For high income taxpayers, there is an additional 3.8 percent net investment income tax, which includes interest, dividends, and rental income.  Tax is owed if the taxpayer has net investment income and modified adjusted gross income over $250,000 (married filing jointly); $125,000 (married filing separately); $200,000 (single); $200,000 (head of household with a qualifying person); and $250,000 (qualifying widow or widower with a dependent child).  It applies only to net profits that exceed $500,000 for married couples filing jointly and $250,000 for single filers.

Small Employers

Small employers are defined as fewer than 50 full-time employees or equivalents.  Fewer than 25 full-time equivalent employees may be eligible for a Small Business Health Care Tax Credit to help cover the cost of providing coverage.  Generally, employers with 50 or fewer employees may be eligible to buy coverage through the Small Business Health Options Program (SHOP).  Small businesses may be eligible for tax credits up to 50 percent of their cost of employee premiums through the SHOP.

Large Employers

For large employers, who are generally defined as those with 50 or more full-time time equivalent employees, effective for calendar year 2015, they may be subject to a non-deductible excise tax under Internal Revenue Code §4980H.  Full-time employee is defined as an employee who is employed on average 30 hours of service per week, per month.

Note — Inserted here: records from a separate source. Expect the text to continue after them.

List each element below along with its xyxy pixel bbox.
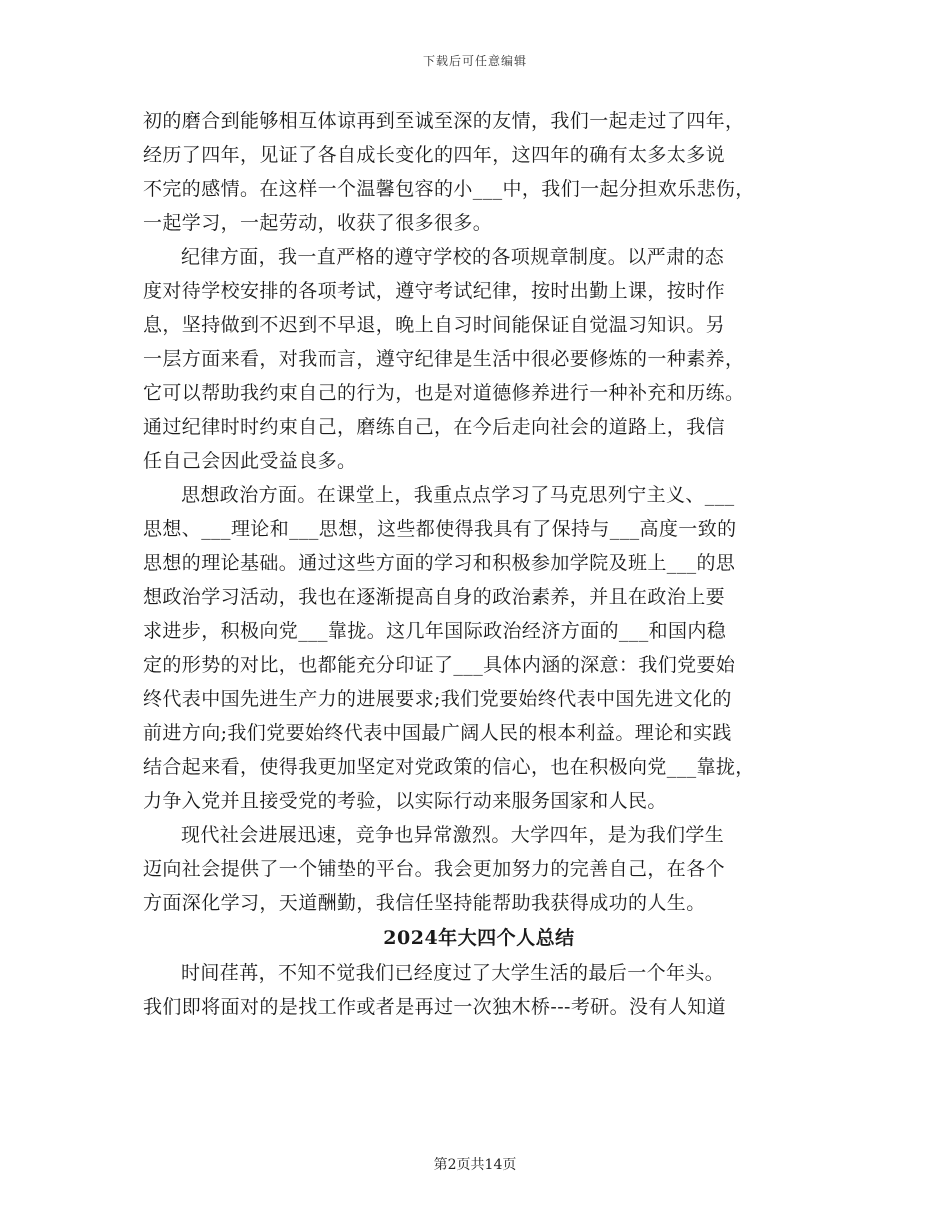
- text-line: 息，坚持做到不迟到不早退，晚上自习时间能保证自觉温习知识。另: [143, 314, 726, 336]
- text-line: 思想政治方面。在课堂上，我重点点学习了马克思列宁主义、___: [181, 484, 735, 506]
- text-line: 迈向社会提供了一个铺垫的平台。我会更加努力的完善自己，在各个: [143, 858, 726, 880]
- document-body: [143, 104, 815, 1024]
- paragraph-senior-summary: [143, 956, 815, 1024]
- text-line: 我们即将面对的是找工作或者是再过一次独木桥---考研。没有人知道: [143, 996, 727, 1018]
- text-line: 它可以帮助我约束自己的行为，也是对道德修养进行一种补充和历练。: [143, 382, 745, 404]
- text-line: 结合起来看，使得我更加坚定对党政策的信心，也在积极向党___靠拢，: [143, 756, 755, 778]
- section-heading: 2024年大四个人总结: [383, 927, 575, 949]
- text-line: 初的磨合到能够相互体谅再到至诚至深的友情，我们一起走过了四年，: [143, 110, 745, 132]
- paragraph-friendship: [143, 104, 815, 240]
- text-line: 求进步，积极向党___靠拢。这几年国际政治经济方面的___和国内稳: [143, 620, 727, 642]
- text-line: 想政治学习活动，我也在逐渐提高自身的政治素养，并且在政治上要: [143, 586, 726, 608]
- text-line: 任自己会因此受益良多。: [143, 450, 357, 472]
- text-line: 定的形势的对比，也都能充分印证了___具体内涵的深意：我们党要始: [143, 654, 736, 676]
- text-line: 一起学习，一起劳动，收获了很多很多。: [143, 212, 493, 234]
- text-line: 前进方向;我们党要始终代表中国最广阔人民的根本利益。理论和实践: [143, 722, 732, 744]
- text-line: 经历了四年，见证了各自成长变化的四年，这四年的确有太多太多说: [143, 144, 726, 166]
- text-line: 终代表中国先进生产力的进展要求;我们党要始终代表中国先进文化的: [143, 688, 732, 710]
- page-header: 下载后可任意编辑: [422, 54, 527, 68]
- text-line: 方面深化学习，天道酬勤，我信任坚持能帮助我获得成功的人生。: [143, 892, 706, 914]
- text-line: 不完的感情。在这样一个温馨包容的小___中，我们一起分担欢乐悲伤，: [143, 178, 755, 200]
- paragraph-politics: [143, 478, 815, 818]
- text-line: 一层方面来看，对我而言，遵守纪律是生活中很必要修炼的一种素养，: [143, 348, 745, 370]
- text-line: 力争入党并且接受党的考验，以实际行动来服务国家和人民。: [143, 790, 667, 812]
- paragraph-society: [143, 818, 815, 920]
- text-line: 时间荏苒，不知不觉我们已经度过了大学生活的最后一个年头。: [181, 962, 725, 984]
- text-line: 通过纪律时时约束自己，磨练自己，在今后走向社会的道路上，我信: [143, 416, 726, 438]
- text-line: 纪律方面，我一直严格的遵守学校的各项规章制度。以严肃的态: [181, 246, 725, 268]
- text-line: 思想、___理论和___思想，这些都使得我具有了保持与___高度一致的: [143, 518, 737, 540]
- text-line: 现代社会进展迅速，竞争也异常激烈。大学四年，是为我们学生: [181, 824, 725, 846]
- paragraph-discipline: [143, 240, 815, 478]
- text-line: 度对待学校安排的各项考试，遵守考试纪律，按时出勤上课，按时作: [143, 280, 726, 302]
- text-line: 思想的理论基础。通过这些方面的学习和积极参加学院及班上___的思: [143, 552, 736, 574]
- page-footer: 第2页共14页: [433, 1157, 517, 1173]
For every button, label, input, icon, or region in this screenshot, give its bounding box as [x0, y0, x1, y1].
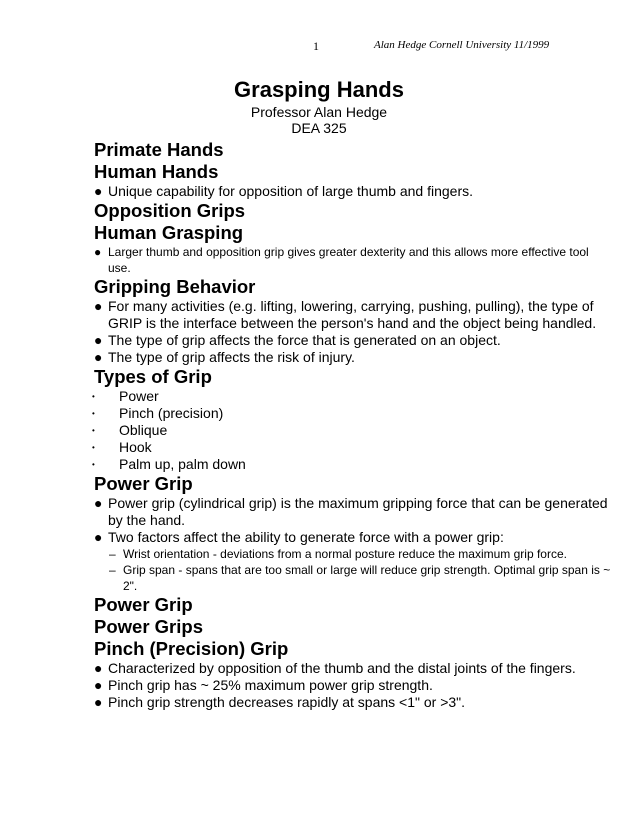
heading-opposition-grips: Opposition Grips [94, 200, 246, 221]
power-grip-factors-list [109, 546, 614, 594]
list-item: ● The type of grip affects the risk of injury. [94, 349, 355, 365]
heading-human-hands: Human Hands [94, 161, 219, 182]
heading-power-grips: Power Grips [94, 616, 203, 637]
bullet-icon: ● [94, 660, 103, 676]
bullet-icon: ● [94, 298, 103, 314]
list-item: ● Two factors affect the ability to generate force with a power grip: [94, 529, 504, 545]
list-item: ● Pinch grip strength decreases rapidly at spans <1" or >3". [94, 694, 466, 710]
small-bullet-icon: • [92, 409, 95, 418]
bullet-icon: ● [94, 332, 103, 348]
heading-primate-hands: Primate Hands [94, 139, 224, 160]
heading-human-grasping: Human Grasping [94, 222, 244, 243]
small-bullet-icon: • [92, 426, 95, 435]
list-item: ● The type of grip affects the force that is generated on an object. [94, 332, 501, 348]
list-item: ● Characterized by opposition of the thumb and the distal joints of the fingers. [94, 660, 576, 676]
list-item: ● Unique capability for opposition of large thumb and fingers. [94, 183, 473, 199]
pinch-grip-list [94, 660, 614, 711]
power-grip-list [94, 495, 614, 546]
list-item: • Pinch (precision) [92, 405, 224, 421]
bullet-icon: ● [94, 183, 103, 199]
small-bullet-icon: • [92, 392, 95, 401]
bullet-icon: ● [94, 677, 103, 693]
bullet-icon: ● [94, 245, 102, 259]
small-bullet-icon: • [92, 460, 95, 469]
heading-power-grip: Power Grip [94, 473, 193, 494]
page-title: Grasping Hands [234, 77, 404, 102]
list-item: ● For many activities (e.g. lifting, lowering, carrying, pushing, pulling), the type of GRIP is the interface between the person's hand and the object being handled. [94, 298, 597, 331]
bullet-icon: ● [94, 349, 103, 365]
heading-power-grip-2: Power Grip [94, 594, 193, 615]
human-grasping-list [94, 244, 614, 276]
course-line: DEA 325 [291, 120, 347, 136]
heading-types-of-grip: Types of Grip [94, 366, 212, 387]
gripping-behavior-list [94, 298, 614, 366]
list-item: – Grip span - spans that are too small or large will reduce grip strength. Optimal grip span is ~ 2". [109, 563, 611, 593]
small-bullet-icon: • [92, 443, 95, 452]
list-item: • Power [92, 388, 159, 404]
heading-gripping-behavior: Gripping Behavior [94, 276, 256, 297]
dash-icon: – [109, 547, 116, 561]
list-item: • Hook [92, 439, 152, 455]
list-item: – Wrist orientation - deviations from a normal posture reduce the maximum grip force. [109, 547, 567, 561]
list-item: ● Larger thumb and opposition grip gives greater dexterity and this allows more effective tool use. [94, 245, 589, 275]
running-header: Alan Hedge Cornell University 11/1999 [374, 39, 550, 51]
grip-types-list [94, 388, 614, 473]
bullet-icon: ● [94, 529, 103, 545]
list-item: • Palm up, palm down [92, 456, 246, 472]
list-item: ● Power grip (cylindrical grip) is the maximum gripping force that can be generated by the hand. [94, 495, 608, 528]
bullet-icon: ● [94, 495, 103, 511]
author-line: Professor Alan Hedge [250, 104, 388, 120]
list-item: ● Pinch grip has ~ 25% maximum power grip strength. [94, 677, 433, 693]
document-body [94, 139, 614, 711]
dash-icon: – [109, 563, 116, 577]
list-item: • Oblique [92, 422, 168, 438]
heading-pinch-grip: Pinch (Precision) Grip [94, 638, 289, 659]
human-hands-list [94, 183, 614, 200]
page-number: 1 [313, 39, 319, 53]
bullet-icon: ● [94, 694, 103, 710]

Although the ACA does not require an employer to offer coverage to its employees, a large employer can be subject to the excise tax if at least one full-time employee receives a premium tax credit for Exchange coverage, and the employer:

•    Fails to offer coverage to full-time employees and their dependents (tax equals $2,000 times the total number of full-time employees)

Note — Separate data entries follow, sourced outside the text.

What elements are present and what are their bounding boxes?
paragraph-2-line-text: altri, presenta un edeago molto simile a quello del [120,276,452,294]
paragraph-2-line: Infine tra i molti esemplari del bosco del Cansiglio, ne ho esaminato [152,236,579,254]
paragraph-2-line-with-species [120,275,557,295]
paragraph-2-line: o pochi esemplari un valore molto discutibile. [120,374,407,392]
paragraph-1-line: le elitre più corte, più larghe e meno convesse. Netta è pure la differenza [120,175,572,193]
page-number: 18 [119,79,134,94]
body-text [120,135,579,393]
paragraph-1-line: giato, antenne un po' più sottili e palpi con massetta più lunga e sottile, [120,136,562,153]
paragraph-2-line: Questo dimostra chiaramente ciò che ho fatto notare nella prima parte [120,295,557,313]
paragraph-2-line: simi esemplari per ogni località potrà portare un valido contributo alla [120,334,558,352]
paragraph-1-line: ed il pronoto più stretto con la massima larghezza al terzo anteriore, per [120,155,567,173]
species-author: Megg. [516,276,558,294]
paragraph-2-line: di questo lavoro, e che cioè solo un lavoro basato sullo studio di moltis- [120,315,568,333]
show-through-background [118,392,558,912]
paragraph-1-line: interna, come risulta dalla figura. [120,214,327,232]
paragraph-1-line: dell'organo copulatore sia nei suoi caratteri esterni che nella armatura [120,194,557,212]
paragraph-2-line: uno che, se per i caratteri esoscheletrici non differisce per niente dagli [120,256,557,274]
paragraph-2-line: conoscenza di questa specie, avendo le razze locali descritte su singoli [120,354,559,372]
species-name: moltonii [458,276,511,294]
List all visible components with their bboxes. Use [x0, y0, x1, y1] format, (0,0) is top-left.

•    Offers coverage to full-time employees that does not meet the law’s affordability or minimum value standards (tax equals $3,000 times the number of full-time employees receiving tax credits for Exchange coverage) To be considered affordable, an employee’s share of the self-only premium for the employer’s lowest-cost plan that provides minimum value cannot exceed 9.5 percent of household income, or the employee may be eligible for a premium tax credit to purchase health insurance exchange coverage. The Treasury Department has proposed a safe harbor based on the employee’s current W-2 wage.
Employers also will face a host of new reporting requirements to the IRS under the ACA in order to demonstrate the value of coverage offered to employees, communicate to employees’ their coverage options, and certify compliance with the employer coverage provisions. Large employers will need to file an annual return reporting whether and what health insurance they offered employees. In addition, they are subject to the Employer Shared Responsibility provisions.  Many employers are undertaking compliance reviews to have their health plan offerings audited and certified to mitigate the potential risk for tax penalties.